[QUOTE=MHaye]
In the UK, we call this kind of malapropism “Colemanballs” after Private Eye (I think) started a column collecting this kind of wit, because David Coleman sometimes let enthusiasm get the better of him.
But the person with the greatest reputation for these is Murray Walker. He’s retired now, but he was the BBCs motorsport commentator (and particularly Formula 1) for nigh on 50 years.
I think the finest example, which happened back some 30 years ago was when he was commenting on a rallycross event. Rallycross was a sort of hybrid event that the BBC used to cover on a Saturday afternoon. Carswould race round a circuit that was part tarmac and part mud track. There was lots of junk thrown up, so the windscreen cleaners were always on, except for the front runner.
Murray had just finished explaining the advantages of leading in this form of competition, including the huge benefit that you could easily see where you were going, when the leader of the race ran into the side of a hill they were suppose to steer around.
I can still see this car bounding into the pile of earth that stood higher than the car.
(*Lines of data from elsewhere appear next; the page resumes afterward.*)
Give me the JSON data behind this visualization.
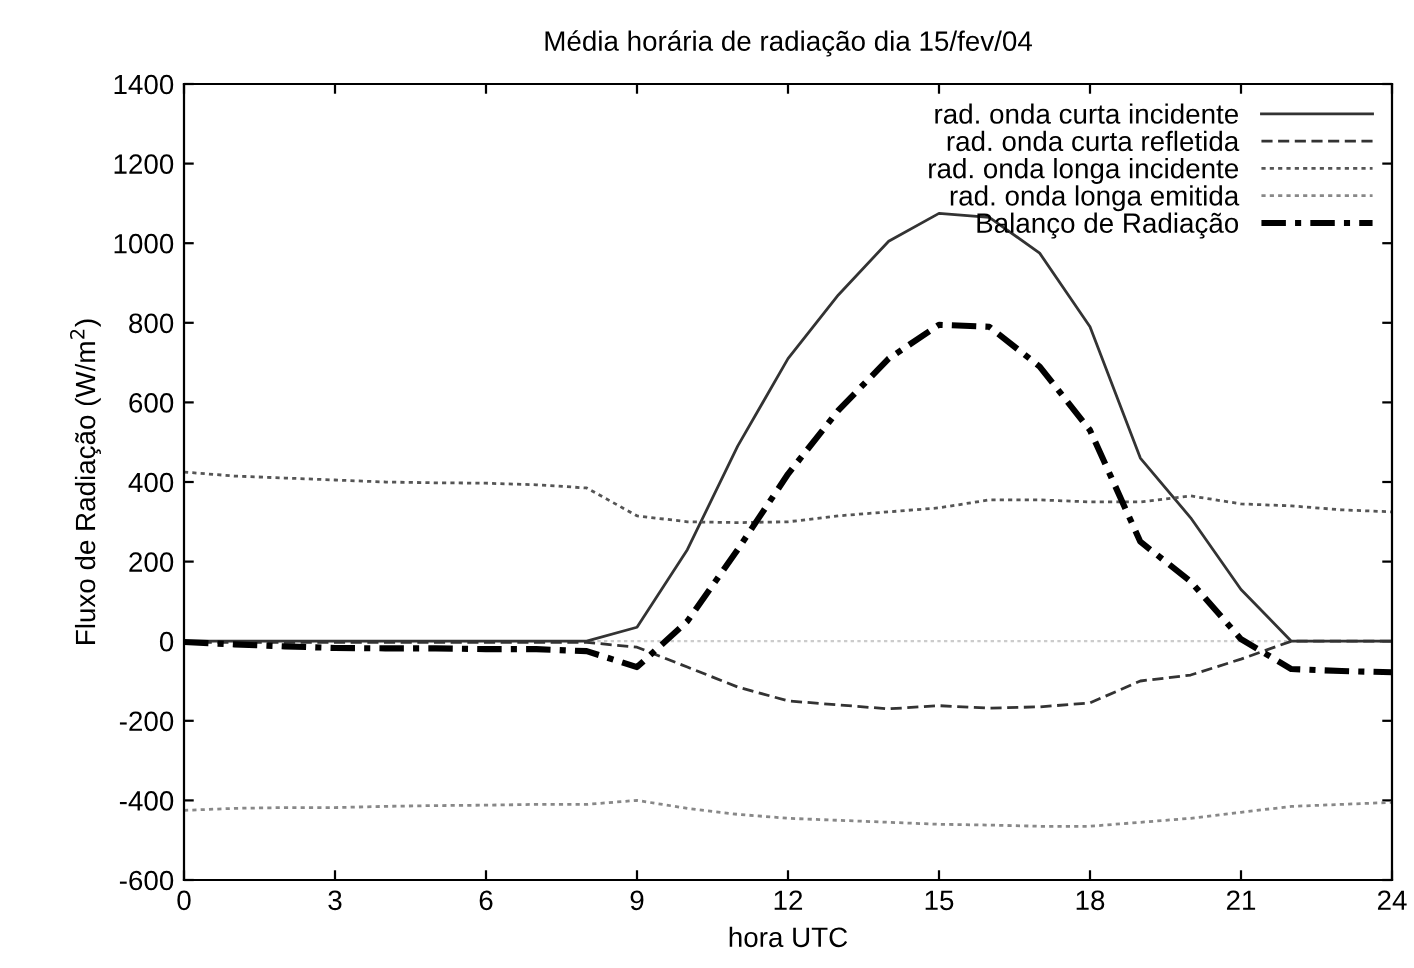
{
  "chart_data": {
    "type": "line",
    "title": "Média horária de radiação dia 15/fev/04",
    "xlabel": "hora UTC",
    "ylabel": "Fluxo de Radiação (W/m$^{2}$)",
    "x": [
      0,
      1,
      2,
      3,
      4,
      5,
      6,
      7,
      8,
      9,
      10,
      11,
      12,
      13,
      14,
      15,
      16,
      17,
      18,
      19,
      20,
      21,
      22,
      23,
      24
    ],
    "series": [
      {
        "name": "rad. onda curta incidente",
        "color": "#333333",
        "line_style": "solid",
        "values": [
          0,
          0,
          0,
          0,
          0,
          0,
          0,
          0,
          0,
          35,
          230,
          490,
          710,
          870,
          1005,
          1075,
          1065,
          975,
          790,
          460,
          310,
          130,
          0,
          0,
          0
        ]
      },
      {
        "name": "rad. onda curta refletida",
        "color": "#333333",
        "line_style": "dashed",
        "values": [
          -3,
          -3,
          -3,
          -3,
          -3,
          -3,
          -3,
          -3,
          -3,
          -15,
          -65,
          -115,
          -150,
          -160,
          -170,
          -162,
          -168,
          -165,
          -155,
          -100,
          -85,
          -45,
          0,
          0,
          0
        ]
      },
      {
        "name": "rad. onda longa incidente",
        "color": "#555555",
        "line_style": "dotted",
        "values": [
          425,
          415,
          410,
          405,
          400,
          398,
          397,
          393,
          385,
          315,
          300,
          298,
          300,
          315,
          325,
          335,
          355,
          355,
          350,
          350,
          365,
          345,
          340,
          330,
          325
        ]
      },
      {
        "name": "rad. onda longa emitida",
        "color": "#888888",
        "line_style": "dotted",
        "values": [
          -425,
          -420,
          -418,
          -418,
          -415,
          -413,
          -412,
          -410,
          -410,
          -400,
          -420,
          -435,
          -445,
          -450,
          -455,
          -460,
          -462,
          -465,
          -465,
          -455,
          -445,
          -430,
          -415,
          -410,
          -405
        ]
      },
      {
        "name": "Balanço de Radiação",
        "color": "#000000",
        "line_style": "dashdot",
        "values": [
          -2,
          -8,
          -13,
          -17,
          -18,
          -18,
          -20,
          -20,
          -25,
          -65,
          50,
          230,
          420,
          580,
          710,
          795,
          790,
          690,
          530,
          250,
          150,
          5,
          -70,
          -75,
          -78
        ]
      }
    ],
    "ref_lines": [
      {
        "axis": "y",
        "value": 0,
        "color": "#cccccc",
        "line_style": "dotted"
      }
    ],
    "xlim": [
      0,
      24
    ],
    "xticks": [
      0,
      3,
      6,
      9,
      12,
      15,
      18,
      21,
      24
    ],
    "ylim": [
      -600,
      1400
    ],
    "yticks": [
      -600,
      -400,
      -200,
      0,
      200,
      400,
      600,
      800,
      1000,
      1200,
      1400
    ],
    "grid": false,
    "legend": "top right"
  }
}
I wonder if it’s on YouTube; I’d doubt it personally, as it’s BBC archive footage that probably antedates video recorders.
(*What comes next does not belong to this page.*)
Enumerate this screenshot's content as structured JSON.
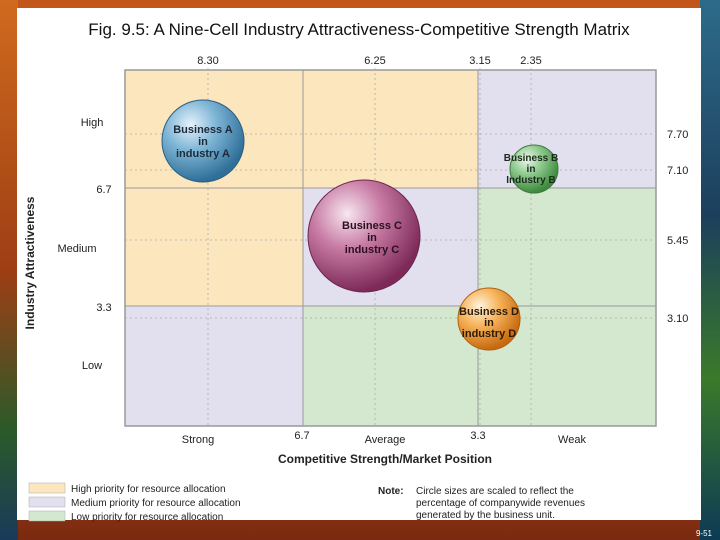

One of Murray’s problems was that he regularly jinxed British F1 drivers. He’d joyfully proclaim that so-and-so “must surely win now”; if so-and-so was a British driver, a bit would fall off his car, or fall off someone else’s car and in avoiding it he’d crash. Alternatively, he’d drive over shards of bodywork, puncture the tyre and crash. It got to the point where his co-commentators would remind him that the driver now in the lead had asked him not to predict their sure win. Or he would, and immediately say that he’d jinxed them.
If I could still find my Colemanballs books (collections published by Private Eye 20-30 years ago) I’d have a rich vein of these to mine.
[/QUOTE]
I came in to mention much the same things. They must be easy to find on-line (just google “Colemanballs” or “Murrayisms”), but one or two spring to mind.
Coleman: “The line-up for the women’s 800m is a Spaniard, two Americans, a Cuban, a Canadian, two Japanese, and a Frenchman”.
Walker: “Do my eyes deceive me, or is Senna’s Lotus sounding rough?”